Texas Wants Texans To Be Healthy – Like It Or Not
Eating healthy is great and I'm all for it, (not saying I actually do it, just that I'm a fan), but we decide how to balance diet and exercise regimes, right? Not so fast Texas ...
Several bills are being considered that would limit or forbid certain foods for Texans and force exercise on some young Texans. I love the caring attitude behind this but you can't force people to do or eat certain things. Not yet anyway.
Seriously, 3 bills are working their way through the system, each containing certain health mandates that prevent certain foods from being available to certain people, dictate school menus, require physical education classes and some new warning labels.
Senate Bill 25
This one is "busy" and seems to be Lt.
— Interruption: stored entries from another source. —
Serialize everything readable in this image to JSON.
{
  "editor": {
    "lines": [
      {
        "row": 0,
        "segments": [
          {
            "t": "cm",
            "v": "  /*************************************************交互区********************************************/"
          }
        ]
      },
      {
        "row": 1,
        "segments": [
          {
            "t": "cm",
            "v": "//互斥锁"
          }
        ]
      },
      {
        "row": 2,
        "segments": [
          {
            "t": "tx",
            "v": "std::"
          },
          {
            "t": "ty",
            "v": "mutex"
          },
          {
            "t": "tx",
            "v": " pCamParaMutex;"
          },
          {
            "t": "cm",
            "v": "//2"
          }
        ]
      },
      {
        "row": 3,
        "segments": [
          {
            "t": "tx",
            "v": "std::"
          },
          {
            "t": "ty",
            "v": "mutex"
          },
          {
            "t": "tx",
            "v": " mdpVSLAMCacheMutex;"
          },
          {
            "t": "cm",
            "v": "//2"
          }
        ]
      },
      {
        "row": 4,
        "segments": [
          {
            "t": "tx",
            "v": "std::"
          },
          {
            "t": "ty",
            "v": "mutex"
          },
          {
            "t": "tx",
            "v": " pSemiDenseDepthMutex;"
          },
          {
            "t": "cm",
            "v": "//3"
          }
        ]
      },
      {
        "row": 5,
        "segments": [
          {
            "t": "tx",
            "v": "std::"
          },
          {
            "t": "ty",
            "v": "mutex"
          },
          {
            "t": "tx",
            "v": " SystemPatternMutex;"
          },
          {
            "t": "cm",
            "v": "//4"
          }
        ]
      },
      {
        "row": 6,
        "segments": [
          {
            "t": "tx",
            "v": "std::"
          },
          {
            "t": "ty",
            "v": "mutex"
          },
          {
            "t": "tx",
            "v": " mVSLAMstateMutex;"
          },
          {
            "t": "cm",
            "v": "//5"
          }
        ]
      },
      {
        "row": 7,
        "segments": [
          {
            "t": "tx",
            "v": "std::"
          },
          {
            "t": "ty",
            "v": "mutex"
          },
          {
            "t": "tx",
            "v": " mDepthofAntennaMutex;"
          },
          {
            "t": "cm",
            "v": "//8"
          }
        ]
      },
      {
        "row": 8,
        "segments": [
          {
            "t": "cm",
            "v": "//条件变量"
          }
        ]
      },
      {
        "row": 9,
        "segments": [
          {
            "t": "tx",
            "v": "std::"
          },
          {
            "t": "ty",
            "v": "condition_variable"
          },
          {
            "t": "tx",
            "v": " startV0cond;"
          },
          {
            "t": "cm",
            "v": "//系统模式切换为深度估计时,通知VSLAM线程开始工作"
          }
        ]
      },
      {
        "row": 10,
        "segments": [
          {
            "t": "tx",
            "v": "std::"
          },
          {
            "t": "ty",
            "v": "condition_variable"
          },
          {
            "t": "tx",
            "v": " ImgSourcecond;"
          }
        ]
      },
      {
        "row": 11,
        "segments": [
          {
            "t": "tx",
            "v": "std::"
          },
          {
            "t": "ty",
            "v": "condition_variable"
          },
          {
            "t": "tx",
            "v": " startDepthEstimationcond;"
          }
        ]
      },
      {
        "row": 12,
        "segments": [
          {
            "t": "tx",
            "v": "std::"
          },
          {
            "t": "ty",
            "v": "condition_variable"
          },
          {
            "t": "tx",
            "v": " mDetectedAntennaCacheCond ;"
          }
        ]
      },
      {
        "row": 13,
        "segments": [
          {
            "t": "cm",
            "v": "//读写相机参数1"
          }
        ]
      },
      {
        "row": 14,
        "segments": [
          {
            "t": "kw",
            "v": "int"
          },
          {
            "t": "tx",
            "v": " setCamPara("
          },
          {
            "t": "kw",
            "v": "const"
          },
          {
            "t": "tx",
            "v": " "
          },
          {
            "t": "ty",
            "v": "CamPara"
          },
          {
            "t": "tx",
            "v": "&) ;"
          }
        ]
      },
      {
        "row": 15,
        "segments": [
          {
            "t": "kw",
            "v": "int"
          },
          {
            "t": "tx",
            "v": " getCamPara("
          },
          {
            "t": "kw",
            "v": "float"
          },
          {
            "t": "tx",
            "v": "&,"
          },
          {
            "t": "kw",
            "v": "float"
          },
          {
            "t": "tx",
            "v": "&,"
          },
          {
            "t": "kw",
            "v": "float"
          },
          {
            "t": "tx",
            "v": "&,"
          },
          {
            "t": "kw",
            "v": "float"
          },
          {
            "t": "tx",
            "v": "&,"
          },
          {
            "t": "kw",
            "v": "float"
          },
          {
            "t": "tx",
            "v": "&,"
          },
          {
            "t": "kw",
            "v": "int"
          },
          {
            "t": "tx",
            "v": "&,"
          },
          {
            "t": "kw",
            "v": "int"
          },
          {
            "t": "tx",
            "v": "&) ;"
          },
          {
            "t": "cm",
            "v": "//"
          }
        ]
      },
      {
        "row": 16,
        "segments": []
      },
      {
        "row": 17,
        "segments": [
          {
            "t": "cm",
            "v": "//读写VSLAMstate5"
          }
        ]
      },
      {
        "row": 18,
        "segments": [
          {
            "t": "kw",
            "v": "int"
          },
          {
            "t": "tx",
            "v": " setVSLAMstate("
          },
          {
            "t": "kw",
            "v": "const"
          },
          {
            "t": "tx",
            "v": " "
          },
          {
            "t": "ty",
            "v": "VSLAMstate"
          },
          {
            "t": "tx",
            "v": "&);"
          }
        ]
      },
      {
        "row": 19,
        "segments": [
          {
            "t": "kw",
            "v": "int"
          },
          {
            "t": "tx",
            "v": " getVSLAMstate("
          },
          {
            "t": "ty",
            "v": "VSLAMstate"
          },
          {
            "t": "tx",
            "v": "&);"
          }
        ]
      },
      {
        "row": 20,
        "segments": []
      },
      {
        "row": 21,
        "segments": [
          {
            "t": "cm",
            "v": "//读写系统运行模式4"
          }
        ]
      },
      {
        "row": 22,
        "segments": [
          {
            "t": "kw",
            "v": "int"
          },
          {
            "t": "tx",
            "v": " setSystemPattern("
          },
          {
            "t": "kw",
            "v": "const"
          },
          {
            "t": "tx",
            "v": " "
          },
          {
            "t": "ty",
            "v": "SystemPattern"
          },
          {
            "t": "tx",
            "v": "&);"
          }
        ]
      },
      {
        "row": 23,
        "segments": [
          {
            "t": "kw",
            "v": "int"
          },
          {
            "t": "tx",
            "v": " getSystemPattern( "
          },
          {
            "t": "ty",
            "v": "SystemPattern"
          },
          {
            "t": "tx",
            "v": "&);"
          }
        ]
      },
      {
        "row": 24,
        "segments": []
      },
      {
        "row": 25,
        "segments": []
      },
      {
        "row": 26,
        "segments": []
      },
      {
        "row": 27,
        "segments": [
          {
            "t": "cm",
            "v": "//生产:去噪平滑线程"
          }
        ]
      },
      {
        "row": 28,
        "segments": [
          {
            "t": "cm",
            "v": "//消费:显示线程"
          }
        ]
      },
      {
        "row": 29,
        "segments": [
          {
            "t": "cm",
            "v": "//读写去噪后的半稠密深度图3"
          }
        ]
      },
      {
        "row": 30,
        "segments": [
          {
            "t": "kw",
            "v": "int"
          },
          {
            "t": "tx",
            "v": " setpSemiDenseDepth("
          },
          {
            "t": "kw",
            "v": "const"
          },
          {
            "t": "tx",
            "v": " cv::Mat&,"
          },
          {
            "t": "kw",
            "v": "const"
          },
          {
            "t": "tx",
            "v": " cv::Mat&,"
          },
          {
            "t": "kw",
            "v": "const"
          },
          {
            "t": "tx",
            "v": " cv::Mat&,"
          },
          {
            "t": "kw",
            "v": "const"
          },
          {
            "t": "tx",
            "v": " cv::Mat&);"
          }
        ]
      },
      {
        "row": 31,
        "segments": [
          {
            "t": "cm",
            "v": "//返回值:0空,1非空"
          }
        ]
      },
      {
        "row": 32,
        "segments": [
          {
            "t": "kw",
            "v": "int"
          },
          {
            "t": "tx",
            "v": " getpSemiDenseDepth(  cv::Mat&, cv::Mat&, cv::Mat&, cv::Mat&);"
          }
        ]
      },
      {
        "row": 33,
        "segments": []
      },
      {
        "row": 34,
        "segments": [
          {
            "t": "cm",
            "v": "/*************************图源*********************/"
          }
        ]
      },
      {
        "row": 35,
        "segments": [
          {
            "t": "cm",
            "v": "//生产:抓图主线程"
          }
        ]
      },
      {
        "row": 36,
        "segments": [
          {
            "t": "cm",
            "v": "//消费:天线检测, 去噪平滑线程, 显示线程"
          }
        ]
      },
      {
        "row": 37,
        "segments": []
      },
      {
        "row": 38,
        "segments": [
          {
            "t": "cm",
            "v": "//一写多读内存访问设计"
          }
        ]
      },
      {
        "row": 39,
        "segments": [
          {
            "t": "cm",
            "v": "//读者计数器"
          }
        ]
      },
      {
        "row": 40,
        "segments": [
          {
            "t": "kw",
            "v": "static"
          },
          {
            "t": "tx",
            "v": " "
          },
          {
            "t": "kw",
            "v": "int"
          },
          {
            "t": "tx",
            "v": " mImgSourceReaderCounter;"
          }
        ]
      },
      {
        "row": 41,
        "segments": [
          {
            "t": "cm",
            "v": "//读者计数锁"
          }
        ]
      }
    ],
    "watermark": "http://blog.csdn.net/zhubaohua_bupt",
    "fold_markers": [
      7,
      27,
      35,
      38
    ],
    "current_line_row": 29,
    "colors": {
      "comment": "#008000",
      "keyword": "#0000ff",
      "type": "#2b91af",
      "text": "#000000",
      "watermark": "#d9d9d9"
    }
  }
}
Gov Dan Patrick's fave. Among other things, it requires nutritional education for Texas physicians and medical students. Oh yeah, and every Texas resident.
It also creates a Texas Nutrition Advisory Committee, which has a lot of rules to join, and more exercise in schools.
The bill expands physical education requirements for sixth, seventh and eighth grades to participate in physical activity for at least 30 minutes, for at least six semesters, at those grade levels as part of the district's P.E. curriculum. It specifies districts can't restrict participation for a student's "academic performance or behavior." - kvue
The next 2 aren't quite as complicated ...
Senate Bill 314
This one forbids certain "additives" from being in free or reduced school lunch and breakfast meals. 7 specific additives would be banned because there are healthier alternatives available.
This one, I get. Eating crap vs. not eating at all shouldn't be a call a kid has to make.
Senate Bill 379
Simplest one of all. According to KVUE, it prevents "SNAP benefits from being used on food and drinks with little to no nutritional value, such as soda, energy drinks, candy, potato chips and cookies".